U.K. regulators are attempting to define and measure the impact of high-frequency trading, an effort begun after last year’s flash crash.
The effort is parallel to that undertaken in the United States by the Securities Exchange Commission and Commodity Futures Trading Commission
Regulators in the U.S. and Europe have been wrestling with how to treat HFT and automated trading in general. MiFID devotes an entire section to automated trading, while in the United States, the SEC and CFTC are considering whether to impose requirements on HFTs to function as market makers.
In principle, a commitment by market-makers to provide liquidity, whatever the state of the market, would go to the heart of potential price discontinuity problems, according to Andrew Haldane, executive direct5or, of financial stability at the Bank of England.
“Market-making commitments would not forestall the arms race,” Haldane said in a speech last week. “But they would lessen the chances of liquidity droughts and associated fait tails and persistence in prices. Perhaps for that reason, there have been proposals in both the U.S. and Europe for a set of market-making commitments.”
Market participants are trying to make sense of these and other public statements in order to gauge what’s in store.
“Policymakers now face myriad challenges, including responding to public perceptions,” Dan Hubscher, industry marketing manager -capital markets at Progress Software, told Markets Media. “Understanding HFT’s current roles in the markets does require soliciting detailed views from market participants themselves.”
The U.K.’s FSA and HM Treasury, in a published comment on automated trading provisions under MiFID, said that more research needs to be performed in order to determine HFT’s overall impact on the markets.
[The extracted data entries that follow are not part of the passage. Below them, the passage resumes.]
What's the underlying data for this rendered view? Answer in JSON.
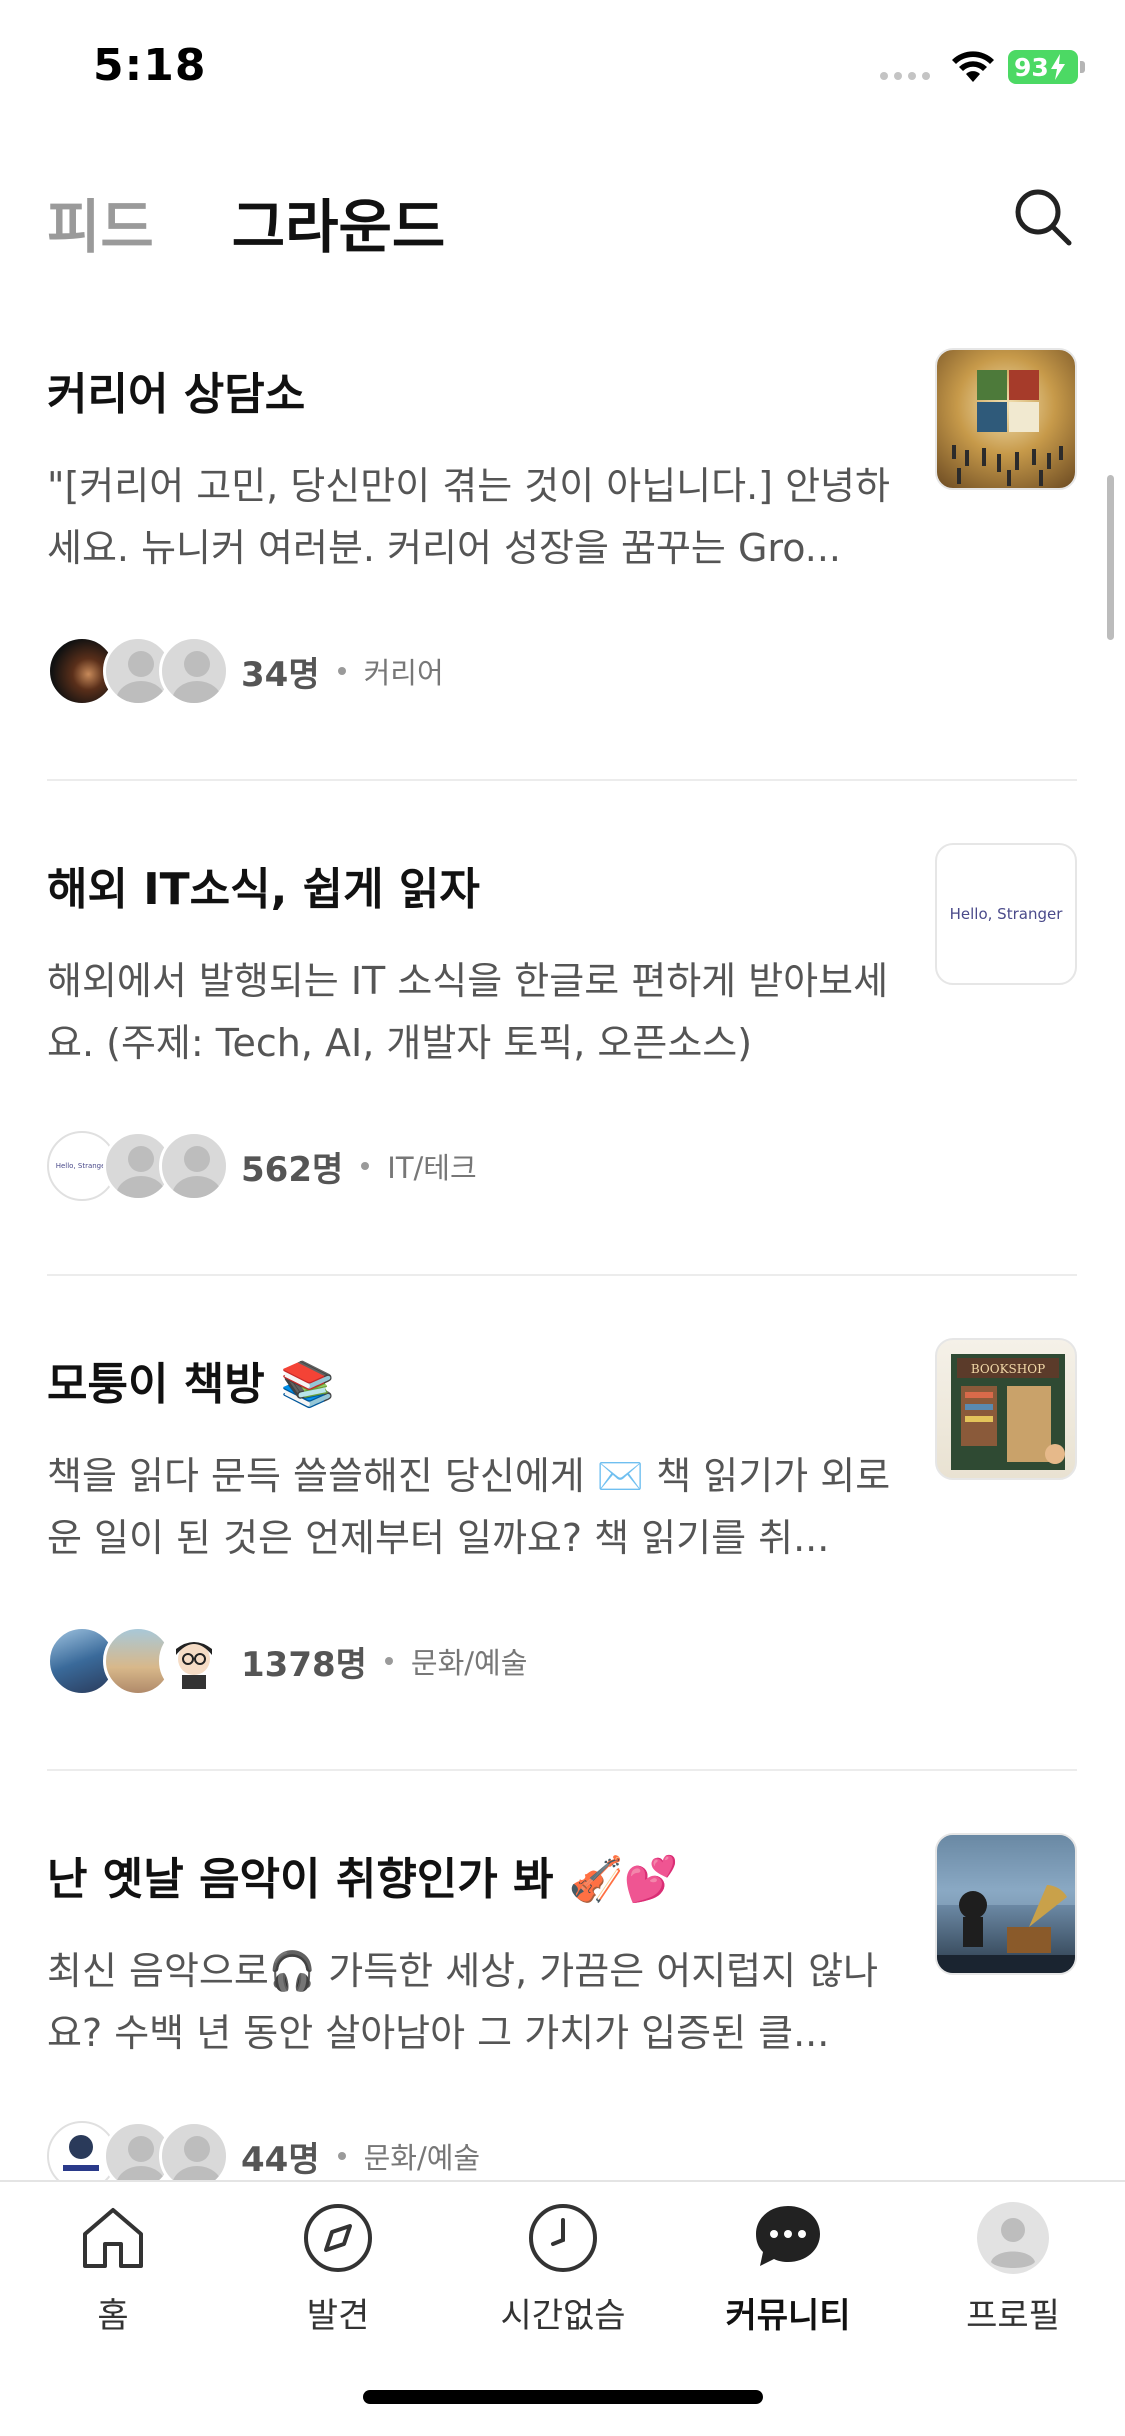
{
  "status_bar": {
    "time": "5:18",
    "battery": "93"
  },
  "header": {
    "tabs": [
      {
        "label": "피드",
        "active": false
      },
      {
        "label": "그라운드",
        "active": true
      }
    ]
  },
  "feed": [
    {
      "title": "커리어 상담소",
      "description": "\"[커리어 고민, 당신만이 겪는 것이 아닙니다.] 안녕하세요. 뉴니커 여러분. 커리어 성장을 꿈꾸는 Gro...",
      "members": "34명",
      "category": "커리어",
      "thumb": "puzzle-crowd-image"
    },
    {
      "title": "해외 IT소식, 쉽게 읽자",
      "description": "해외에서 발행되는 IT 소식을 한글로 편하게 받아보세요. (주제: Tech, AI, 개발자 토픽, 오픈소스)",
      "members": "562명",
      "category": "IT/테크",
      "thumb_text": "Hello, Stranger"
    },
    {
      "title": "모퉁이 책방 📚",
      "description": "책을 읽다 문득 쓸쓸해진 당신에게 ✉️ 책 읽기가 외로운 일이 된 것은 언제부터 일까요? 책 읽기를 취...",
      "members": "1378명",
      "category": "문화/예술",
      "thumb_text": "BOOKSHOP"
    },
    {
      "title": "난 옛날 음악이 취향인가 봐 🎻💕",
      "description": "최신 음악으로🎧 가득한 세상, 가끔은 어지럽지 않나요? 수백 년 동안 살아남아 그 가치가 입증된 클...",
      "members": "44명",
      "category": "문화/예술",
      "thumb": "gramophone-image"
    }
  ],
  "bottom_nav": [
    {
      "label": "홈",
      "icon": "home-icon",
      "active": false
    },
    {
      "label": "발견",
      "icon": "compass-icon",
      "active": false
    },
    {
      "label": "시간없슴",
      "icon": "clock-icon",
      "active": false
    },
    {
      "label": "커뮤니티",
      "icon": "chat-bubble-icon",
      "active": true
    },
    {
      "label": "프로필",
      "icon": "profile-icon",
      "active": false
    }
  ],
  "colors": {
    "accent": "#111111",
    "muted": "#9a9a9a",
    "battery": "#4cd964"
  }
}
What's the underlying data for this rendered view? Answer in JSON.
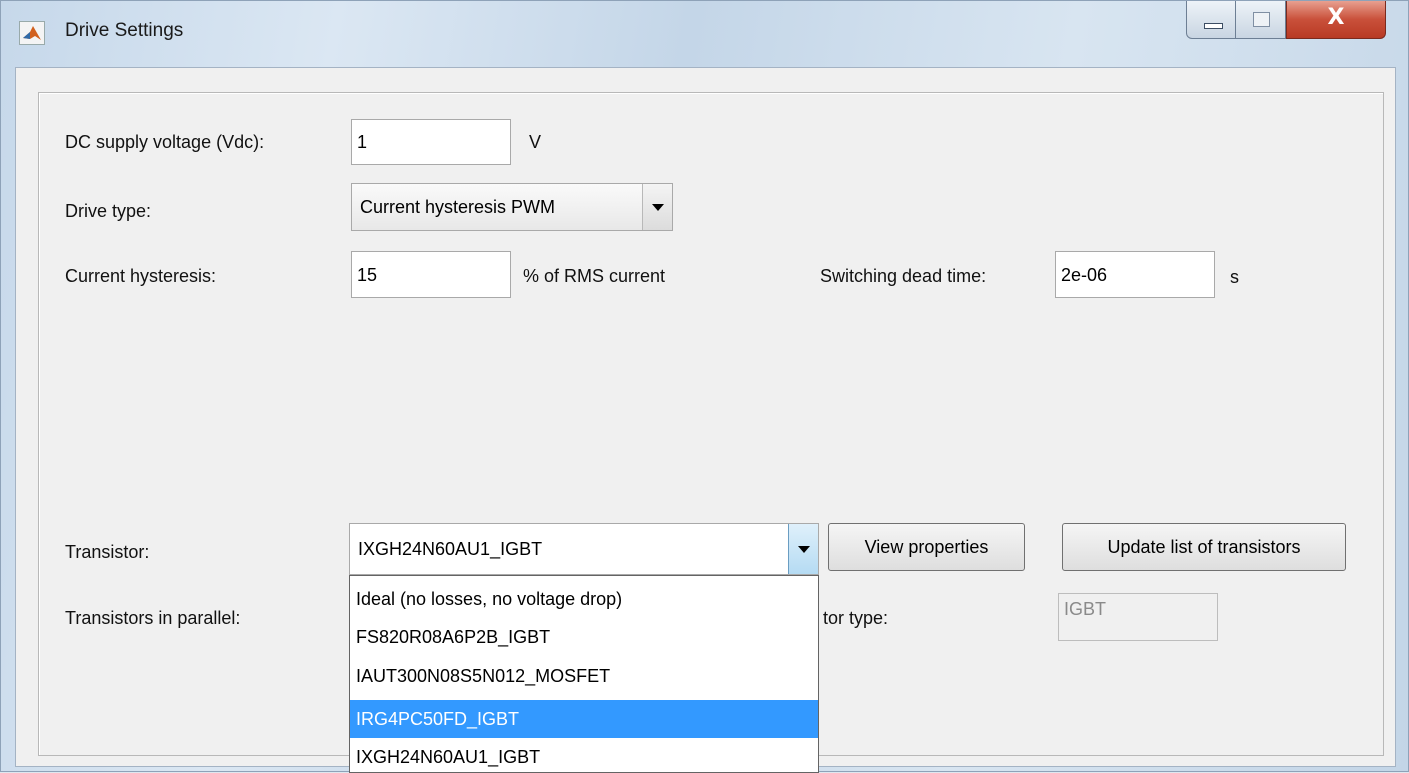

Toward that end, the U.K. Treasury is sponsoring a research project, led by the Government Office for Science, to explore how computer-generated trading may evolve in the future.
In addition to market-making commitments, Haldane recommended that circuit breakers and resting rules be implemented.
Market-wide circuit breakers that mimic those adopted in the U.S. are needed in Europe, he said.
“Although the pattern of trading fragmentation in Europe is similar to the U.S., current MiFID proposals do not envisage an automatic cross-market trading halt,” Haldane said. “But in a world of location-free, tightly arbitraged trading, cross-market circuit-breakers might become increasingly important. Indeed, these rules make potentially need to cross continents.”
As for resting rules, a tradeoff exists between the value of split-second trading and liquidity provision and the greater market uncertainty it engenders. “At time, the efficiency of financial markets and their systemic resilience need to be traded off,” Haldane said. “This may be one such moment.”
The prospect of regulations directed at HFT could have unintended consequences unless carefully implemented. “Any regulation should provide a thoughtful intervention,” said Hubscher. “Otherwise, we run the risk of employing a blunt tool where a finely calibrated one is needed.”
Tools such as risk firewalls, trading monitors, and real-time market surveillance tools are available today and could effectively address many of the concerns about HFT raised by regulators.
“Using surveillance and monitoring technology alongside HFT will not entirely prevent flash crashes or fat fingers, but it will go a long way toward helping firms to protect themselves when these things happen,” Hubscher said.
However, the larger problem is that appropriate controls are not yet used uniformly across the markets. “U.S. regulators only became aware of the flash crash after it was over,” Hubscher said. “We still see instances of trading algorithms gone wild, and of the ‘drunken trader’ getting onto his trading system and moving the price of oil with a single trade in the middle of the night.”